さて、中四国に限ったランキングから全国に目をやるとやはり岡大のブランド力(信頼・共感・人気・ユニークさ)はあと1歩、いや2歩の観があります。先年、徳島大学出身の中村修二さんがノーベル物理学賞を受賞したときは日本中が沸き返りました。徳島という地味な土地柄が一挙に全国区に躍り出た瞬間でした。

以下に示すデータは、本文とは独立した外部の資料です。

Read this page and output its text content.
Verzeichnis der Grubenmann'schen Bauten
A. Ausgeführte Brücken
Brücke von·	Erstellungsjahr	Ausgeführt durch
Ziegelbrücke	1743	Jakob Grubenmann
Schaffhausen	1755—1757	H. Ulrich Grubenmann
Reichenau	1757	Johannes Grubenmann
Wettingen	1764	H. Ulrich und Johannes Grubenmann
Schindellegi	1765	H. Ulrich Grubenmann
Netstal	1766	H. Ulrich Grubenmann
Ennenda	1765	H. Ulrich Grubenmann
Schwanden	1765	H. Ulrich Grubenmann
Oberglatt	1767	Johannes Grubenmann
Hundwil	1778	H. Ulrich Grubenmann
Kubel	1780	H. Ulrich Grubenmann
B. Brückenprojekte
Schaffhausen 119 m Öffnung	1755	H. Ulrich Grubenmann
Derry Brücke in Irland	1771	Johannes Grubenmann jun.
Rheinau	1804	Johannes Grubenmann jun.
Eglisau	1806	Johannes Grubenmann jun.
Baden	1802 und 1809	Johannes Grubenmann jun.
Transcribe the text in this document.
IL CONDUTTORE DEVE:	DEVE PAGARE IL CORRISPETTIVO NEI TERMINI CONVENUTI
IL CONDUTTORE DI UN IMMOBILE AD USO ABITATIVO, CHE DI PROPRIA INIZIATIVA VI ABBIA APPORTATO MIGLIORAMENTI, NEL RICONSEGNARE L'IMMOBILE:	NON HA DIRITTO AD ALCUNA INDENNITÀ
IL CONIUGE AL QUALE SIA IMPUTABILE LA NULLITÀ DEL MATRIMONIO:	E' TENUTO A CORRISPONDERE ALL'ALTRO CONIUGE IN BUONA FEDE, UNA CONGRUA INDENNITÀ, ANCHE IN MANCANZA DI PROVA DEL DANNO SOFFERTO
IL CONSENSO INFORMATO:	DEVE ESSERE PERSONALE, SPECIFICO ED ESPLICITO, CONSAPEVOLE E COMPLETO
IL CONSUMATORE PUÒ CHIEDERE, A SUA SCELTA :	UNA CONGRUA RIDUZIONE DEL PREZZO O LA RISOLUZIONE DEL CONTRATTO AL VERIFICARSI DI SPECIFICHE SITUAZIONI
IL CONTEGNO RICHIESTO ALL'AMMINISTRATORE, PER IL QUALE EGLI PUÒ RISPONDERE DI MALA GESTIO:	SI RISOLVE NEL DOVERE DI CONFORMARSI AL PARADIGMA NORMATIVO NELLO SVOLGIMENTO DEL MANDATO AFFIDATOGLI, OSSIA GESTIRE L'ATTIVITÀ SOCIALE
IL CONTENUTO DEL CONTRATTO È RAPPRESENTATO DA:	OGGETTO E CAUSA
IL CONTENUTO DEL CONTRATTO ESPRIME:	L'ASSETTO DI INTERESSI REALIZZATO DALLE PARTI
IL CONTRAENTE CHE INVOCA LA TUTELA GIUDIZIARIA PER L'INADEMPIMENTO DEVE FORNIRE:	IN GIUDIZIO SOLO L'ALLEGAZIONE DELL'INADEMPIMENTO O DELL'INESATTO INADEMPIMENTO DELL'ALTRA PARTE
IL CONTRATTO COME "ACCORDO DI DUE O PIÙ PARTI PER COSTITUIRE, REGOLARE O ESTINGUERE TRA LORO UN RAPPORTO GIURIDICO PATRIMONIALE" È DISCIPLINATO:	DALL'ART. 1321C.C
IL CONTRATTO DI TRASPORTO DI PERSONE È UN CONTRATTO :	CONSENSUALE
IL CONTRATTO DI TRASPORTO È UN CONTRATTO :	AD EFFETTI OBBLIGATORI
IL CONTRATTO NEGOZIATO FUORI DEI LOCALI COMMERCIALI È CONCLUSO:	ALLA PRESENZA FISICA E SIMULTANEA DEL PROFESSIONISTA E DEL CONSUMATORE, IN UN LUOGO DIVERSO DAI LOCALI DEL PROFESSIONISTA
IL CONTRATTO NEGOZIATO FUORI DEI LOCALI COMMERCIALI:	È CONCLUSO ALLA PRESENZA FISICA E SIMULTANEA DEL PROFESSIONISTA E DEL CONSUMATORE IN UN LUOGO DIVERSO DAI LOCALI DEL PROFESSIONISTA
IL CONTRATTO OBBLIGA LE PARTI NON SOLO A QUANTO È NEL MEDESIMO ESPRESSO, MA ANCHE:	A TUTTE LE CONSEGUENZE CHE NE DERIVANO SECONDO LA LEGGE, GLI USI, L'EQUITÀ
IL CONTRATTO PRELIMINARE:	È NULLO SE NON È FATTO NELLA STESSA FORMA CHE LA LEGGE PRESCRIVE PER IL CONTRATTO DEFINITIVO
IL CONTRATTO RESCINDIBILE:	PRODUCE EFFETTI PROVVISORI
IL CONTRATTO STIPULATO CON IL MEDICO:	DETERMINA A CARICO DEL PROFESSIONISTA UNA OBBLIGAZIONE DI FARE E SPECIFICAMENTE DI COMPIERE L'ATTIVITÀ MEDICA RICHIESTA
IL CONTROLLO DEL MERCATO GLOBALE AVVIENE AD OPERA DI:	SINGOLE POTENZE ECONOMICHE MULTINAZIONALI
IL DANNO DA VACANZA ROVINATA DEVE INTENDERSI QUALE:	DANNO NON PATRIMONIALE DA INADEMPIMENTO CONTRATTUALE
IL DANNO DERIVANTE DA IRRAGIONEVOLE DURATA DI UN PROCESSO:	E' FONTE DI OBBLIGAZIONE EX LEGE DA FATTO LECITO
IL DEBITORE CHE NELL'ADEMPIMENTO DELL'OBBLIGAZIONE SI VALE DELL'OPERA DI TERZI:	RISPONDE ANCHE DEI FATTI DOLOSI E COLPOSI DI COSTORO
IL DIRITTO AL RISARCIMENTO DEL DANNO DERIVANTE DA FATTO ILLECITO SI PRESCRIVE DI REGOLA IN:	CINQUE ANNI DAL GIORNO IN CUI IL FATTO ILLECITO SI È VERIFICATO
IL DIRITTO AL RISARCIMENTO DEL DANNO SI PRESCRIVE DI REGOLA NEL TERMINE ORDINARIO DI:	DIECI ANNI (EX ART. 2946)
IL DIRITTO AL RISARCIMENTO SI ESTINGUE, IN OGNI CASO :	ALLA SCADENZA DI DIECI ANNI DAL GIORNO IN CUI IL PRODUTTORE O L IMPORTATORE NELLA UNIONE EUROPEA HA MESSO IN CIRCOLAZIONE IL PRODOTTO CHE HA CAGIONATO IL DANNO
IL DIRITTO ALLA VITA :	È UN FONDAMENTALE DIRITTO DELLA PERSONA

地道に教育と研究を遂行している岡大の実力は学会では高く評価されていますが、やはりブランド力アップのためには徳島の例のように派手なイベントも必要だと思う次第です。

2017年の年頭にあたり

昨年は身近においても国内国外情勢においてもいろんなことがありました。思いつくままに感じたことを述べてみたいと思います。
国内の話題で私がもっとも驚かされ、同情すべきと思ったのは天皇陛下のおことばでした。すでに陛下は80歳を過ぎていて政府も対応が急がれ、有識者会議でもいろんな意見が出ました。私が非常に違和感を覚えたのは、国民の8割が陛下のおことばに賛同を示しているのにもかかわらず、有識者のうちの何人かはあからさまにおことばに反対する意見を表明していたことです。
退位反対論者が危惧するのは崩御以外で退位が起きると院政が出現し国が乱れる元になるのではないかということのようです。しかし、たとえば白河天皇が上皇になったとき年はまだ30代前半の血気盛んな青年であり新天皇(堀河天皇)は10歳にも満たない少年でした。現在のご高齢の天皇陛下が切実に願われていることに対する反論としては、およそ年齢も政治情勢も時代背景もかけ離れ、まったくの杞憂に過ぎない空論だと思います。
単純に定年制を設ければいいだけの話ではないかと思います。そして天皇皇后両陛下には今まで多忙でできなかったことを心ゆくまでしていただき、またゆっくり静養していただくことこそ国民の多くが願っていることではないでしょうか。
一方国外ではリオ・オリンピックのほかにイギリスのEUからの離脱、ヨーロッパにおけるテロ、難民流入問題、韓国大統領弾劾可決、米国トランプ勝利など予測不能なことがいろいろありました。グローバリズムからナショナリズムへと時代は移っていくのでしょうか。
プライベートなことでは、長年介護をしてきた母を8月末に失いました。ちょうど県庁のミュージックサイレンの終了と時を同じくし、一連のお別れのようすが偶然にもNHKのローカル番組で取り上げられたことが強く印象に残りました。
また年末になって、まったく予期しなかったことですが、幼なじみのメロン栽培家、河口君が風呂で倒れそのまま帰らぬ人となりました。まだまだもっと究極のメロンを作ると張り切っていたのにあまりに早すぎる旅立ちでした。

本年こそだれもが楽しく笑って過ごせるいい年でありますように。